Even getting used to it, though, doesn't always make it easy. Lately, I have to admit, I find myself longing for those days when we were carefree and things didn't seem so serious. No matter how much I long for them, though, they are gone, replaced by a more serious and adult world and there is no choice but to get on board. One thing I happen to like about the change is that our love changes and grows deeper... the roots we shared are more entwined.

So how do you weather it when you find yourself in a new season, or on the brink of change? Here are some tips:

Stay upbeat and positive
Embracing change can make it easier. Listen to positive music when you wake up, make a list of the things you are grateful for, and tell the people who are important to you that you love them. These simple things give you a more positive outlook on life and make changes easier. When you face the world with a positive attitude, things seem brighter.

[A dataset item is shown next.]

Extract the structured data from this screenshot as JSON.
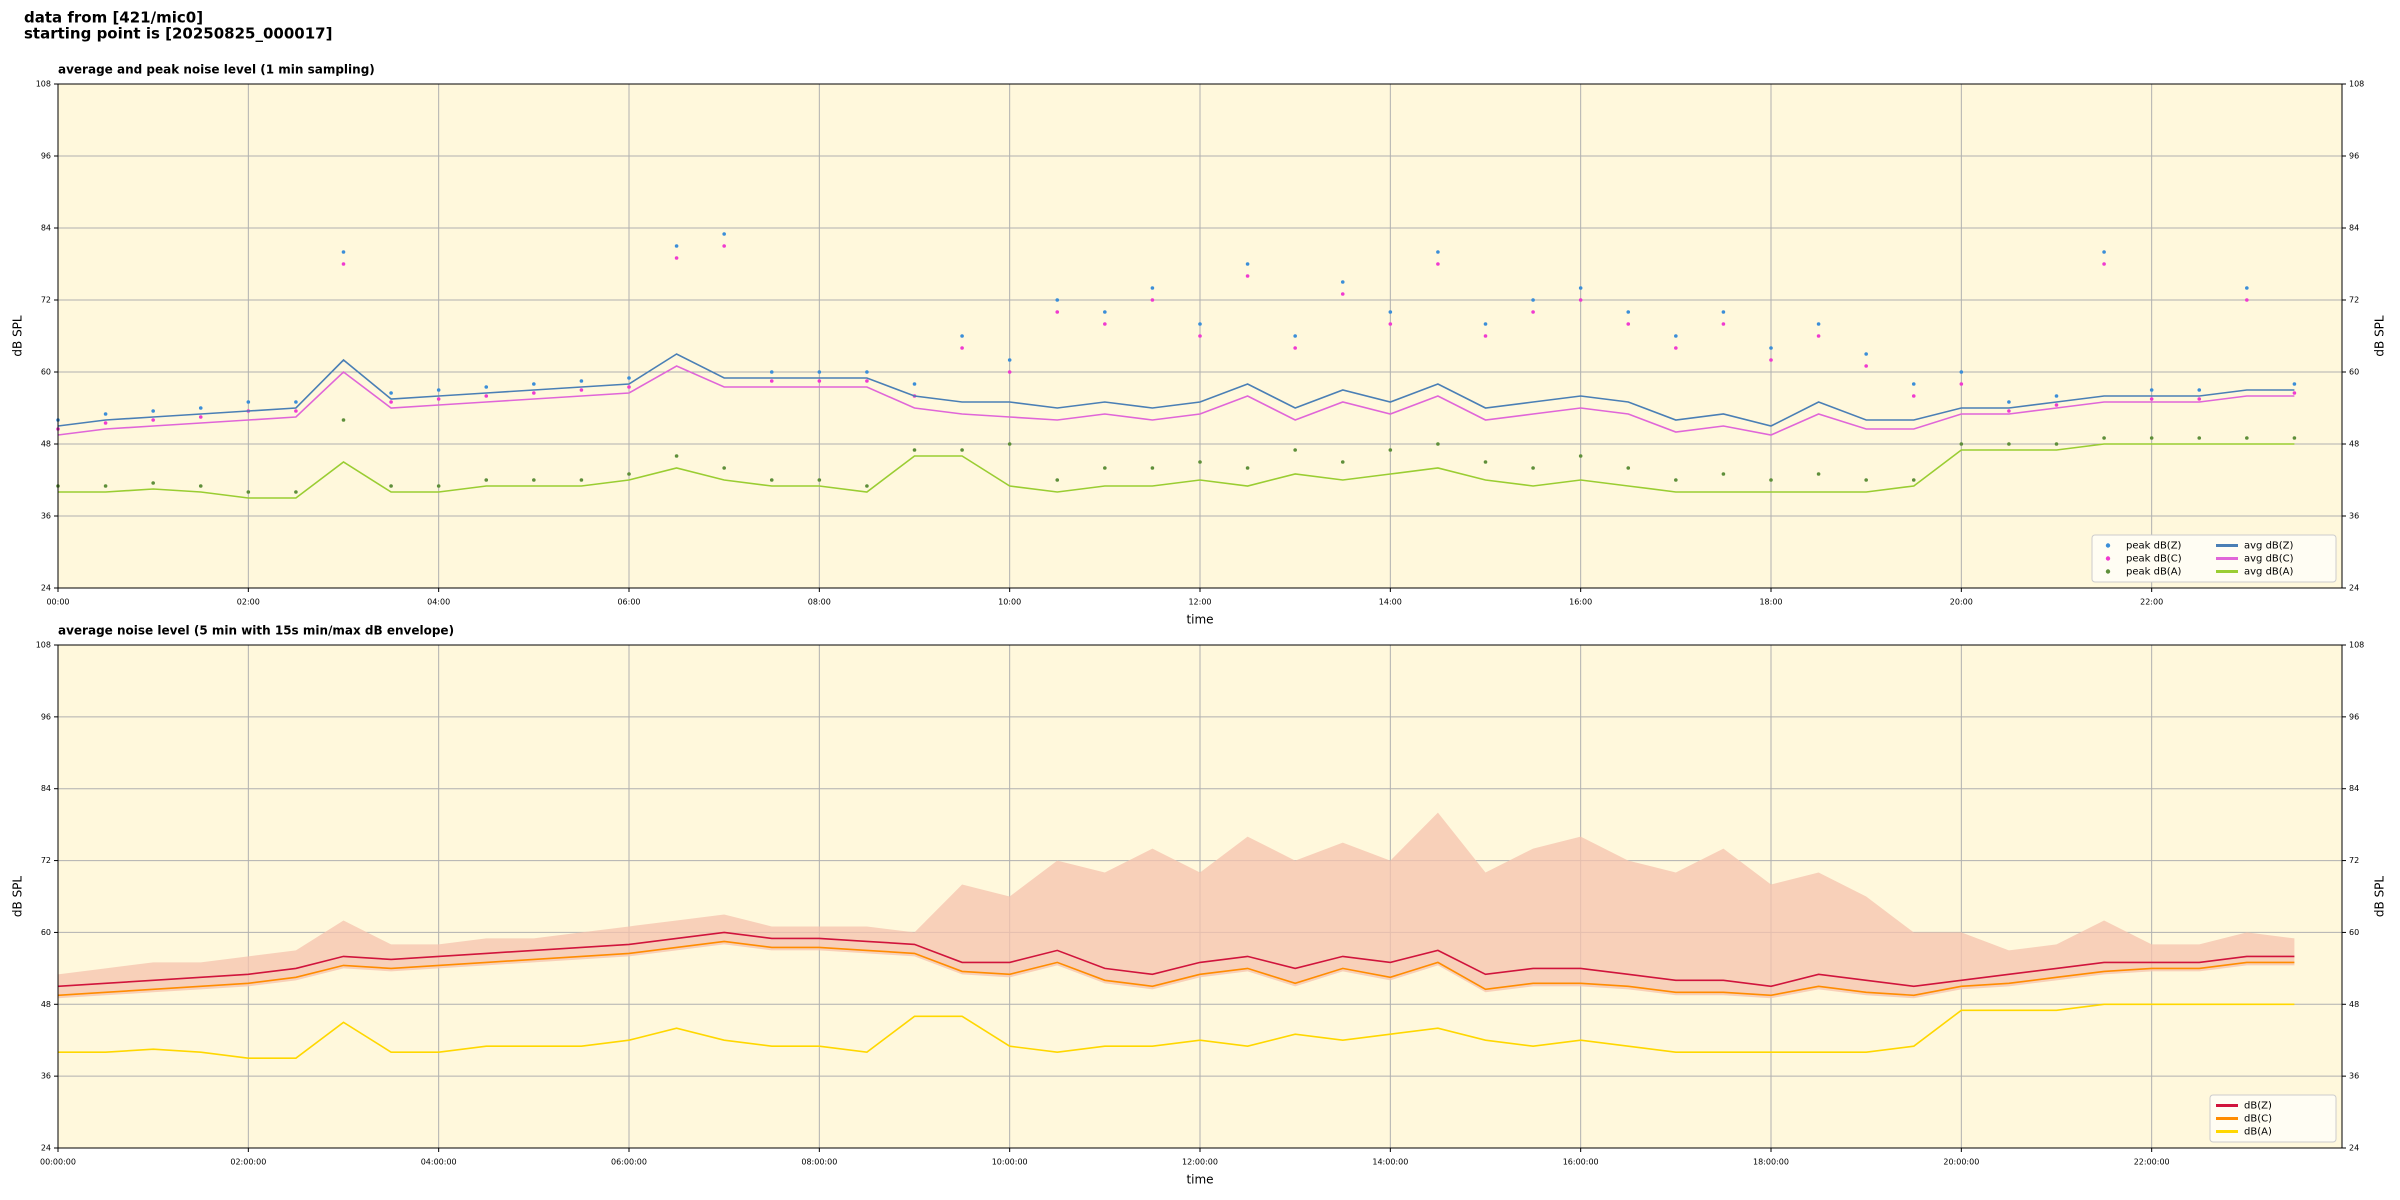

Check in with your partner & let them in on your secrets 
I once read this quote: "People change and forget to tell one another." As you change you need to let your partner know because, while they love you, they aren't a mind reader. The more they know, the better they can navigate with you. So keep your partner informed whether you are changing your political party or just cutting out red meat.

Make time for love
And I am not just talking about sex, though certainly, it can lead to that. The more comfortable I get in my relationship, the more I find I sometimes forget the little things that make love really soar between us, and I need to take a beat and get back to basics. Love notes. KISSING. Sitting on the couch next to my husband instead of in my chair--these little things make a difference and are great expressions of love, especially in times of flux.

HAVE FUN 
When I am going through change, especially tough change, I don't always take time out for fun. When I do, it helps to put things into perspective. See a movie, cook together, take the dogs on a walk--as long as it's fun, consider it DONE! Remembering how to have fun with one another should really do the trick when you are having a tough go of it.

I also want to hear from YOU. How do you weather the seasons of your relationship? What techniques work for you?? 

1 comment:

  1. My husband and I met back in high school, and we'll be celebrating 6 years next month. They've been some really rough years, mainly financially. We often say that the only thing we have is what we'll always have- hope. We even chose that as our daughter's name- Hope Elizabeth.

    When times are tough, and we're struggling, we like to do as we used to back in high school- we write eachother little notes. Sometimes it's just a simple reminder of how much we love eachother. Sometimes it's a naughty note to keep the flames burning. But regardless of what they contain, they keep us united, and they're wonderful to boost us when we're feeling down- we just go back and reread them, and it inspires us to write more. It's the little things that keep love alive.